The extreme nature of the conflict, displayed on the social networks, has become a weapon in its own right. Extremism is claimed and proclaimed not only by terrorist groups but also by démocratures [= a combination of democracy and dictatorship]. The status of the civil population has changed. No longer is it an element from which to seek support; it is a threat to be eradicated. Genocide is no longer a political aberration or a moral monstrosity; it is a propaganda weapon.
This is why, in Syria, the central principle remains the continuance of war and the spread of violence. It is improbable that peace could be imposed by external powers. Outside support and the horror factor are preventing the factions from tiring of the war, and are blocking any reduction in the level of violence by means of the de facto partition of the country. It is both unlikely and undesirable that any of the parties should achieve complete victory, since this implies the liquidation of the vanquished and a shift of the conflict to other places, including developed societies. The disappearance of checks to violence constitutes a major challenge for democracies, who have suffered a series of strategic defeats ever since 2000, whether it be the USA in Afghanistan and Iraq, Israel in Lebanon and Gaza, or France in Libya. Free nations are no longer able to win wars or obtain peace, and public opinion is increasingly fed up with the mediocre results obtained by armed force. However, hybrid conflicts serve the interests of démocratures because they are based on violence and have greater powers of endurance enabling them to operate long term strategies.

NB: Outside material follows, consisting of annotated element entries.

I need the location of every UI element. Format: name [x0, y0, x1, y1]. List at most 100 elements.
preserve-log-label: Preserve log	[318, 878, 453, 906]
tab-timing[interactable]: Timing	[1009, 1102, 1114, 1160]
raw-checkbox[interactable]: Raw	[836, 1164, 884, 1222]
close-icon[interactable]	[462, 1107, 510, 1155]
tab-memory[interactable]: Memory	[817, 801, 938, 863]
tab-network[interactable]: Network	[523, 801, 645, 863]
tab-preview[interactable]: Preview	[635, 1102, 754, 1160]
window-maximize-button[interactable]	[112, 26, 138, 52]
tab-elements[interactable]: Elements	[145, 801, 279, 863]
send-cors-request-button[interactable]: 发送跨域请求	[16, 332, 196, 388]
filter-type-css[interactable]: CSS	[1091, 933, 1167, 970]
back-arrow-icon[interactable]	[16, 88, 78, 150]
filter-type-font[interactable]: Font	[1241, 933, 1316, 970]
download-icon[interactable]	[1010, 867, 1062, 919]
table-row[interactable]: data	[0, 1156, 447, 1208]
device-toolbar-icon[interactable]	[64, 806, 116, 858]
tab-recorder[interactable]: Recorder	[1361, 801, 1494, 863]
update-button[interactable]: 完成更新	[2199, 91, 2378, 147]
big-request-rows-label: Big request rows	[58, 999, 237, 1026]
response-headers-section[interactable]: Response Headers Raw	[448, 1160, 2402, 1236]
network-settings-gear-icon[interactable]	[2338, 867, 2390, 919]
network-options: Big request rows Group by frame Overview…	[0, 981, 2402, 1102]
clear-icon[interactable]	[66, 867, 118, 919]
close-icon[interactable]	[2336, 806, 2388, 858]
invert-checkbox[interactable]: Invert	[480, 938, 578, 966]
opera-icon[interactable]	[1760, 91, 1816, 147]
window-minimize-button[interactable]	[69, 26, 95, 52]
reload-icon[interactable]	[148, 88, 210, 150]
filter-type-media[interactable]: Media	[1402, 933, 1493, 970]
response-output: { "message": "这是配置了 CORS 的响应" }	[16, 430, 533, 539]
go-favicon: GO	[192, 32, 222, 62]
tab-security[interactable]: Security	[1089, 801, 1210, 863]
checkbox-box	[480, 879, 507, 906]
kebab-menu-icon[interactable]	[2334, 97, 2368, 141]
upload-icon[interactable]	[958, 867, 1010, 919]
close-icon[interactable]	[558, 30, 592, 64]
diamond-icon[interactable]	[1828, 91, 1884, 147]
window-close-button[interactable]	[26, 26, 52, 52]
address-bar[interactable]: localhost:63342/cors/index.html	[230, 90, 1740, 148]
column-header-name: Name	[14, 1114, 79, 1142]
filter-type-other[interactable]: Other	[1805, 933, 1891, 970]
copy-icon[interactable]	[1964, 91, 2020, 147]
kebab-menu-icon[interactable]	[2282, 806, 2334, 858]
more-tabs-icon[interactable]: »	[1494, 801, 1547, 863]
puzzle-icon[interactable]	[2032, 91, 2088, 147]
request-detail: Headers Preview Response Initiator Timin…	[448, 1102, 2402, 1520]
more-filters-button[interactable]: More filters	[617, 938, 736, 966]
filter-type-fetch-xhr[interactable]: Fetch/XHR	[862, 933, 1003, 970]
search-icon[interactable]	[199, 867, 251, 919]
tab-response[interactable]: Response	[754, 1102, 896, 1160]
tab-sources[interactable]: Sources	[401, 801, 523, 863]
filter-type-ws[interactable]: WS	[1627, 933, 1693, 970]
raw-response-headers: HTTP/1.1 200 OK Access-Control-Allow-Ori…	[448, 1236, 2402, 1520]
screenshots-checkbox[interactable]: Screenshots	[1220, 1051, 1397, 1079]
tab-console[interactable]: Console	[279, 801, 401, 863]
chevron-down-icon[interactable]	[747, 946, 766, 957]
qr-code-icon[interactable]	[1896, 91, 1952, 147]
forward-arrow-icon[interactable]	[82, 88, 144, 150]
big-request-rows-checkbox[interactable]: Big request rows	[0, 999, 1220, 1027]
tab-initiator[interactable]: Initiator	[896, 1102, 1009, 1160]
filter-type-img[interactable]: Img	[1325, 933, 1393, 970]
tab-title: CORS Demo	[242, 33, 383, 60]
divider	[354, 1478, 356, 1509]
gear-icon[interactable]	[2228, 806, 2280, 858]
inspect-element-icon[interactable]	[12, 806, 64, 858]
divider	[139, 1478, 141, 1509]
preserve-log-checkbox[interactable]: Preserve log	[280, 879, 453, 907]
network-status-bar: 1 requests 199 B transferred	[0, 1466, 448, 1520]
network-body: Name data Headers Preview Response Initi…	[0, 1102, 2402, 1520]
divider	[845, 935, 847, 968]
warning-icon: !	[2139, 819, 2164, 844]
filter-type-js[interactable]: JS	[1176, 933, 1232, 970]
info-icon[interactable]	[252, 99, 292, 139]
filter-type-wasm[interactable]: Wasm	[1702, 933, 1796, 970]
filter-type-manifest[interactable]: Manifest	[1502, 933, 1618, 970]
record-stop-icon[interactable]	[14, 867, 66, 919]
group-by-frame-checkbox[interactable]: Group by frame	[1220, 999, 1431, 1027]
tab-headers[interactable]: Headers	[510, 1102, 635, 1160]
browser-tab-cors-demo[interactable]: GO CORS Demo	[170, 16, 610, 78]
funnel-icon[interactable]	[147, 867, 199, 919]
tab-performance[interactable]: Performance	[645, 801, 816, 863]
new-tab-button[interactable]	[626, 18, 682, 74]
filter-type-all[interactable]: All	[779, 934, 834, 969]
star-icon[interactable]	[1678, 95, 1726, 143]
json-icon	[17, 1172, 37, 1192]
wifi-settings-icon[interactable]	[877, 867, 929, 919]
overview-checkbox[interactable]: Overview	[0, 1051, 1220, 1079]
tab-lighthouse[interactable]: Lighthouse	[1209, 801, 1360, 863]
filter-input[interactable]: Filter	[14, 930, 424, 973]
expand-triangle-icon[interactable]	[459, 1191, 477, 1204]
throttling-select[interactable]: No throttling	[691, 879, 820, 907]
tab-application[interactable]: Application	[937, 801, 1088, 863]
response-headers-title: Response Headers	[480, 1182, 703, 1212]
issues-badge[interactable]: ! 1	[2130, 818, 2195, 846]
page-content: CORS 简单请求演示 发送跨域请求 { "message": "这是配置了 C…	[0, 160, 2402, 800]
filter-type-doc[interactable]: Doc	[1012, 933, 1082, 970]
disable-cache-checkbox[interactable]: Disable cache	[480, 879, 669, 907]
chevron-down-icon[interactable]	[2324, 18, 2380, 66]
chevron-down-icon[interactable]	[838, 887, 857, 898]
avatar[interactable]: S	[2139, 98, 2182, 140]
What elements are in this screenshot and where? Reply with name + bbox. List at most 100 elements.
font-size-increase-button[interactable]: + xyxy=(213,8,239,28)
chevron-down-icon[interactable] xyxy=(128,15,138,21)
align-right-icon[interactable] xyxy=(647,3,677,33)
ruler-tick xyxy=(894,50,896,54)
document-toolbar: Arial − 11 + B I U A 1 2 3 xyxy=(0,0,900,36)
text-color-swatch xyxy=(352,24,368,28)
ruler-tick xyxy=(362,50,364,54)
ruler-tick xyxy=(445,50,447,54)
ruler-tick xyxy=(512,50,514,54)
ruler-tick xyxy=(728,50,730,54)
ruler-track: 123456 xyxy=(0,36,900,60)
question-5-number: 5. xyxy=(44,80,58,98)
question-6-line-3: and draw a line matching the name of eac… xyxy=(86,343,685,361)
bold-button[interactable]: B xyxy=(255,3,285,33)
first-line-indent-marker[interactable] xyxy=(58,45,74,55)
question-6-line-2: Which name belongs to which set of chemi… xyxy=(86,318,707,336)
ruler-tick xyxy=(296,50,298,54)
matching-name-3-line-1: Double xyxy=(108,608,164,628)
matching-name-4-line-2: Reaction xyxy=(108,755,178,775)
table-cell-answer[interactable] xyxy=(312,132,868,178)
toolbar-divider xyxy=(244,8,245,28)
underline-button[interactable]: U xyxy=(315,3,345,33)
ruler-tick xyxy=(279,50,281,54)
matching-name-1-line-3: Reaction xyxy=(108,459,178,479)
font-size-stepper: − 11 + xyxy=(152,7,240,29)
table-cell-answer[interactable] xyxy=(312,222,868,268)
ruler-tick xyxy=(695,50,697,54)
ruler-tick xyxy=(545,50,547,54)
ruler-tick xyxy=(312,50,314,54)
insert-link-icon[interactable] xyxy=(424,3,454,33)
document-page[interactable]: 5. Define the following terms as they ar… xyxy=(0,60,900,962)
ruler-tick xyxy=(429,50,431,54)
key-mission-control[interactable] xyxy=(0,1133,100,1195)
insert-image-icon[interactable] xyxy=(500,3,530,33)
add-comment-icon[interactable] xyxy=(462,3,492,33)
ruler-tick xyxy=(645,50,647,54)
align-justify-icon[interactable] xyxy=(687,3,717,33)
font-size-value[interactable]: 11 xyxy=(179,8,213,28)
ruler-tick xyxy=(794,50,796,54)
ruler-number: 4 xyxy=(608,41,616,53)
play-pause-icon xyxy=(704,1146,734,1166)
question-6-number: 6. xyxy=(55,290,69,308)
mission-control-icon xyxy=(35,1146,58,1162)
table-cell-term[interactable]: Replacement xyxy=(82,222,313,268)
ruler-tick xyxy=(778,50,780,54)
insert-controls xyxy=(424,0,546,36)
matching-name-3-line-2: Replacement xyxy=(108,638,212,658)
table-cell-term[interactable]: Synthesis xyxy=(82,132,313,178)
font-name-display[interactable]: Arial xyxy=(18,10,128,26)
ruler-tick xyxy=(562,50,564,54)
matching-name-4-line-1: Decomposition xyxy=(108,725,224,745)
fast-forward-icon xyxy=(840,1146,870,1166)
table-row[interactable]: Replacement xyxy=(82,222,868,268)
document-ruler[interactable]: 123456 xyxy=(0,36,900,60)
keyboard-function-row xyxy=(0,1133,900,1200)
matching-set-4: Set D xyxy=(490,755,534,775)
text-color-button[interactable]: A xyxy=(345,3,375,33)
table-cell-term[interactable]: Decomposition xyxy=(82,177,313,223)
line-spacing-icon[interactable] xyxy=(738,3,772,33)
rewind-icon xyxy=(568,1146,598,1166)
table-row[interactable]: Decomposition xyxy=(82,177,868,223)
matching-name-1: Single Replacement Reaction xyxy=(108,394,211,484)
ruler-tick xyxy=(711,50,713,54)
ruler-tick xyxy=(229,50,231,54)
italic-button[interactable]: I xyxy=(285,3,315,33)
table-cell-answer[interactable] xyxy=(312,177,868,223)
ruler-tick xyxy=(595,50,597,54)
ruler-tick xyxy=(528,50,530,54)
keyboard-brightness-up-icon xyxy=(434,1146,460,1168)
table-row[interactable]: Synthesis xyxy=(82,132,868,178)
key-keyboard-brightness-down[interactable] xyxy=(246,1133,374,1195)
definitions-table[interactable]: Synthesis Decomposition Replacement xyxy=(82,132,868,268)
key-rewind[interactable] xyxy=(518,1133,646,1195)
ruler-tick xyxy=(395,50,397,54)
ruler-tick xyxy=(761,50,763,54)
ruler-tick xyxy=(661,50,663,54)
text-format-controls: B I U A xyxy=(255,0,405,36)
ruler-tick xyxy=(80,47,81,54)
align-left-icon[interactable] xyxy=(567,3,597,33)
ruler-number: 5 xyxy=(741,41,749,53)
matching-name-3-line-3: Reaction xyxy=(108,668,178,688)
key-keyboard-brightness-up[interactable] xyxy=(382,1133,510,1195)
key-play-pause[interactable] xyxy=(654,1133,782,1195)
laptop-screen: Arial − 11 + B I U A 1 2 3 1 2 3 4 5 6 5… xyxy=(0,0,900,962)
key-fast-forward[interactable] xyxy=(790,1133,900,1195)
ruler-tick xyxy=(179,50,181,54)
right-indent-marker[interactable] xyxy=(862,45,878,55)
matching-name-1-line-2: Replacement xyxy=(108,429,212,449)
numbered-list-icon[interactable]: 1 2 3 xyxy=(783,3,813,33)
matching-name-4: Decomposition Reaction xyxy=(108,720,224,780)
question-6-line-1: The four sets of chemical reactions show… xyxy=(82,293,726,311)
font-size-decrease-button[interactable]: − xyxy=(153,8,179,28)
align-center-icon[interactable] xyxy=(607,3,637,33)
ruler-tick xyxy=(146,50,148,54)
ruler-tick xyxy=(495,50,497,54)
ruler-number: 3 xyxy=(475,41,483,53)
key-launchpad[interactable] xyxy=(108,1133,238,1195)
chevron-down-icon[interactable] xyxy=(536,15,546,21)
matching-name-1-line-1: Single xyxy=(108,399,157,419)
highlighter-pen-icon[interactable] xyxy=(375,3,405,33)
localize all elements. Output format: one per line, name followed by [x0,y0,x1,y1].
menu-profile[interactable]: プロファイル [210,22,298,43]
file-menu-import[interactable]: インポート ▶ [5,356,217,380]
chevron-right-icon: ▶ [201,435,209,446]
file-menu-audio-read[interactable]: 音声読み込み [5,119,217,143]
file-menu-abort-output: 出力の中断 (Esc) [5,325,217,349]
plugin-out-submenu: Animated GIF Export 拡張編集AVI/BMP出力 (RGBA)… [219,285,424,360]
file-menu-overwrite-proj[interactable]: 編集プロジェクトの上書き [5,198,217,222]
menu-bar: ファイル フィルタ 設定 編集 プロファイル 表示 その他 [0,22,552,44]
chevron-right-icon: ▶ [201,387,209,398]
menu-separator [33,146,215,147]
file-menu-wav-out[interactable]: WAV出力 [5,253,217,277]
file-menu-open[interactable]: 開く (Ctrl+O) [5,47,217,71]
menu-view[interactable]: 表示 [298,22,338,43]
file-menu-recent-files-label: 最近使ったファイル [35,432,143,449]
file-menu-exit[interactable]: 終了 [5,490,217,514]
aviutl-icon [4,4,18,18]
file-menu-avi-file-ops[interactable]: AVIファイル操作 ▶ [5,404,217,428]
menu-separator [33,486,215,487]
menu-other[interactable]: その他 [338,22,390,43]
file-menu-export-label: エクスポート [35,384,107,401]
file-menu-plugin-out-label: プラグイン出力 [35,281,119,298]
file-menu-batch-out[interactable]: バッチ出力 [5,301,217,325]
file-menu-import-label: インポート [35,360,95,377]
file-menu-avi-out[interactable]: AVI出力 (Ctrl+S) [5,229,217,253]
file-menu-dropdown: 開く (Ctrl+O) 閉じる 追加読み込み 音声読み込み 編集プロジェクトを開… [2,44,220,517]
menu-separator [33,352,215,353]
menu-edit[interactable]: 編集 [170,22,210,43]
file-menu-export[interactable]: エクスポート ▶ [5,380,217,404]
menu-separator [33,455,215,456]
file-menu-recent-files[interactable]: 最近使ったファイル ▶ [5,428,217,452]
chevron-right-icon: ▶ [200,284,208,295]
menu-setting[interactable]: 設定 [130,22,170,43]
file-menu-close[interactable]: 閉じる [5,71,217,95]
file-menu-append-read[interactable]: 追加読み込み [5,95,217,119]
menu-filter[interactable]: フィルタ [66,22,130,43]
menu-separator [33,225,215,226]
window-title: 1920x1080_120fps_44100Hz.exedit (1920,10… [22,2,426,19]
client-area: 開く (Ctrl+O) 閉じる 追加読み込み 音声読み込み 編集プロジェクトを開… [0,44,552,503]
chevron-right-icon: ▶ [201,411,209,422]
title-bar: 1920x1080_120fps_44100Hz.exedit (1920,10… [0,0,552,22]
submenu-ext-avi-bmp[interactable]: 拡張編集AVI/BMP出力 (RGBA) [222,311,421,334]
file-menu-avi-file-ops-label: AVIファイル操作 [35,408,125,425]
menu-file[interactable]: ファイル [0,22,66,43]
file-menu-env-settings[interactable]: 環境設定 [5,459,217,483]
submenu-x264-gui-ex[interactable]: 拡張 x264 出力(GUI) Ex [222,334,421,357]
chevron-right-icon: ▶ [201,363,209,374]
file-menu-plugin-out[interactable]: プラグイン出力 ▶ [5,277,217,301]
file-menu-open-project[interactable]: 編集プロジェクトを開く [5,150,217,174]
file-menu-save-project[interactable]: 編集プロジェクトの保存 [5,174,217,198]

The democracies must react, for security is a prime condition for freedom. They have to rearm, but priority must be given to coordinating means of power and union rather than to the creation of force and technology. The spread of runaway violence cannot be contained by military means alone. Security policies cannot simply be national – they must be made on a global level. In the spirit of the Marshall Plan, there has to be coherence between civil and military action. As in the Helsinki agreement, we have to rework the ways in which to resist terrorist threats and the ways in which to take the offensive, in order to win the hearts of the population and change societies. Just as with “Sovietism”, facing Islamism does not simply mean using force, it also means knowing how to win people over by means of ideas.